What’s an Urban Forest?

We may not think of the trees along our streets, in parks, along rivers, and in yards as part of a forest, but they are. All the trees, other plants, and animals in a city, town or village are part of an urban forest.

A forest is an ecosystem. An ecosystem is all the living and nonliving things in an area interacting with each other. In an urban forest, the increased influence of humans means that in addition to trees, other plants,  animals, sun, and soil there are people, buildings, asphalt, pets, utilities, and more. This makes the urban forest a unique type of forest, but still one that is connected to other ecosystems.

It is important to note that rural forest ecosystems are relatively large areas compared to urban forests. Rural forests are not devoid of human influence. However, there is a difference between urban and rural forest ecosystems in the degree of impact that people have on forests.

When thinking about the interactions that occur in an urban forest, it may help to keep in mind that things that don’t really seem “natural” to us are still part of other ecosystems, concrete and asphalt are part of urban forests. A squirrel in a rural forest relies on nuts and seeds to eat. In an urban forest, they may also eat bread that people throw for birds or even discarded french fries.

Trees face different challenges and receive different benefits from their locations. In a rural forest, trees compete for nutrients, sunlight, space and water. A well-maintained tree in an urban forest may be watered and fertilized so it doesn’t need to compete for those things. However, an urban tree may also be subjected to more air and water pollution. Trees in both places may have to compete with other trees for sunlight. Urban trees may also have to compete with shade from buildings.

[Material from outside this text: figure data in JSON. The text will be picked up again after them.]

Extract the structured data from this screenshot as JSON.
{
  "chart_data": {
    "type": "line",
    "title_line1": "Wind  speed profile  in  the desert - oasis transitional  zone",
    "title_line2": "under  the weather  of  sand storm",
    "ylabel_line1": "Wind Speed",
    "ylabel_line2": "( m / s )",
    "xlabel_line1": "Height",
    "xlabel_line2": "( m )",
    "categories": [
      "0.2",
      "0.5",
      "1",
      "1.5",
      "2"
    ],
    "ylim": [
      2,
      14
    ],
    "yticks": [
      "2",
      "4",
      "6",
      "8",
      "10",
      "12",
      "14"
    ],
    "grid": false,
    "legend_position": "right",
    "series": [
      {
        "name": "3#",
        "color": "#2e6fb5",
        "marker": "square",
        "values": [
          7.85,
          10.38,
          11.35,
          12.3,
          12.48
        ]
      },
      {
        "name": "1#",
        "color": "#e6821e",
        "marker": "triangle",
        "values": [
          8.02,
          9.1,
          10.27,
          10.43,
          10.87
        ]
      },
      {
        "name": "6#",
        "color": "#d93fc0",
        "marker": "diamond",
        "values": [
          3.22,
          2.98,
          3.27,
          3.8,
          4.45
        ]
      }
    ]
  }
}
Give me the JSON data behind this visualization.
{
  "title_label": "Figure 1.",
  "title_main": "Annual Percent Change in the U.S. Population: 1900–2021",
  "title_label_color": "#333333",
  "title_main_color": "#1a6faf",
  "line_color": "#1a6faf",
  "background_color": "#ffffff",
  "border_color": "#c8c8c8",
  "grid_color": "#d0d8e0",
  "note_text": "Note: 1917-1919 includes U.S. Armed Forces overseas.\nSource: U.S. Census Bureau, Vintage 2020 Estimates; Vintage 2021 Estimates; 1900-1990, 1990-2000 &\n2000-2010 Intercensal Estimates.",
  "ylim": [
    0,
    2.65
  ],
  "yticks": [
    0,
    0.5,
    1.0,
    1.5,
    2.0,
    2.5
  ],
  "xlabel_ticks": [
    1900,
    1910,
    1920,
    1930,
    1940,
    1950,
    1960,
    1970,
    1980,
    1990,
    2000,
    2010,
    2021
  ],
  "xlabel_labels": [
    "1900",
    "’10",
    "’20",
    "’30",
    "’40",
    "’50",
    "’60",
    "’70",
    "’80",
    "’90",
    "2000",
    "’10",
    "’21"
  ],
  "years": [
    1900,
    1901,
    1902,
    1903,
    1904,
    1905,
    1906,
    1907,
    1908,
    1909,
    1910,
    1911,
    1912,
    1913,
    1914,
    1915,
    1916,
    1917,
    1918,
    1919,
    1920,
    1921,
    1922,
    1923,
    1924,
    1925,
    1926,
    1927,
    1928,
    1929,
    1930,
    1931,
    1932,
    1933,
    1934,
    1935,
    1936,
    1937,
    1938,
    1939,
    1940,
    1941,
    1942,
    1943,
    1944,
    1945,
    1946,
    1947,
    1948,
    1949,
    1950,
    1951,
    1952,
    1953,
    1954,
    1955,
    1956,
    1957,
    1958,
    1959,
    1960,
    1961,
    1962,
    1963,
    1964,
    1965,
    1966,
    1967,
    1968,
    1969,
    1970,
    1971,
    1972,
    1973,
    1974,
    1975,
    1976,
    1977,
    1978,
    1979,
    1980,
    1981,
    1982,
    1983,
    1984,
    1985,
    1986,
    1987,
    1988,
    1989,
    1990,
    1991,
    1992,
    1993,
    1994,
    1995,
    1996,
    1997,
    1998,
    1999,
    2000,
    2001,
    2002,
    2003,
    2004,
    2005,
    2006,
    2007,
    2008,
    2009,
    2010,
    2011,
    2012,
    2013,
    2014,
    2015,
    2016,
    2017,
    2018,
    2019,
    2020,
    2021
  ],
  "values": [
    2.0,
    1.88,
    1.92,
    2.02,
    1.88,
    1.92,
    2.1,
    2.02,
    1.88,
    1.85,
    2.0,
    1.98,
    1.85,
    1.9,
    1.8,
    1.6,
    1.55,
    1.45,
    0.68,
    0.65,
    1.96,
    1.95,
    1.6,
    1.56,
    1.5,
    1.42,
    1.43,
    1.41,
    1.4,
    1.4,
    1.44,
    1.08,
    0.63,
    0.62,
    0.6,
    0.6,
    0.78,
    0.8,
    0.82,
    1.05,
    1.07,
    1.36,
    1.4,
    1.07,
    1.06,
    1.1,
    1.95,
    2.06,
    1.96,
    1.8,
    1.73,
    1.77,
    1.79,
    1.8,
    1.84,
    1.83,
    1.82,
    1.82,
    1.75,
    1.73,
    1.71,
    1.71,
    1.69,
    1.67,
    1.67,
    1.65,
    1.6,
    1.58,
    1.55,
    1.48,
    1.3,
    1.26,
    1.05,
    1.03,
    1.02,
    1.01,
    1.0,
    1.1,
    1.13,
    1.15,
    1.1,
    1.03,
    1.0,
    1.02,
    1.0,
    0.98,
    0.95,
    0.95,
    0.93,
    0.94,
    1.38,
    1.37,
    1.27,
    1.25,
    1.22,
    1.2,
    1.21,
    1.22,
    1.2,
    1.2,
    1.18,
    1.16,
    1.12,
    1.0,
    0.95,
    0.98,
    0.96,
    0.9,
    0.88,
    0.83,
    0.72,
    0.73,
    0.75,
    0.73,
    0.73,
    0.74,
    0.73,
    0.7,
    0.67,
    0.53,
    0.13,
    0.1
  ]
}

Water flows and moves through ecosystems. This water cycle connects all parts of earth. There are infinite paths a water molecule can follow. For instance, water may be absorbed by plants from the soil, but there are also aquatic plants that absorb water from rivers, lakes, and oceans. A cycle really has no beginning or end, but we’ll start with rain falling from the clouds. A raindrop falls from the clouds and lands in a rural forest on plants, rocks, soil, animals or water bodies. From this point, it could flow into a river or lake and eventually end up in the ocean, it could soak into the soil and end up in groundwater, it could be absorbed by plant roots and be released into the air during photosynthesis, it could be consumed by an animal, or it could just evaporate.

There is far less area in an urban forest covered by soil or water bodies that can readily absorb a raindrop. Concrete sidewalks, asphalt streets, rooftops, and cars shed rain as it falls. That rain flows until it can be absorbed by soil or into a water body. Gutters and storm sewers carry water away from hard-surface areas to prevent flooding. This water is eventually directed into lakes and rivers. Even rain falling on soil may run off into storm sewers if it falls too fast for the soil to absorb it.

Rain that falls on the leaves of trees and other plants is slowed. The water will still fall to the ground or run down a tree trunk eventually, but with it falling slower, the soil has more time to soak it up. Plants use water in photosynthesis too, so they can help dry out soil between rains. The puddles formed by a rain shower can be used as a source of water for wildlife in an urban area.

It is important to remember that water we use in our homes and businesses also fits into this cycle. Municipalities may get their water from large natural bodies of water, such as Lake Michigan, from groundwater that is then stored in a water tower, or from a reservoir filled with rainwater. That water is pumped into our homes and businesses. Some is put on lawns; it soaks into the soil and eventually back into groundwater. Some is used inside in our sinks, toilets, showers, dishwashers, etc. That inside water flows down the drain and into the sewage pipes. The sewage pipes carry water to a sewage treatment plant where waste is removed by a series of complex processes. That water, with the contaminants removed, is discharged into a nearby lake or river.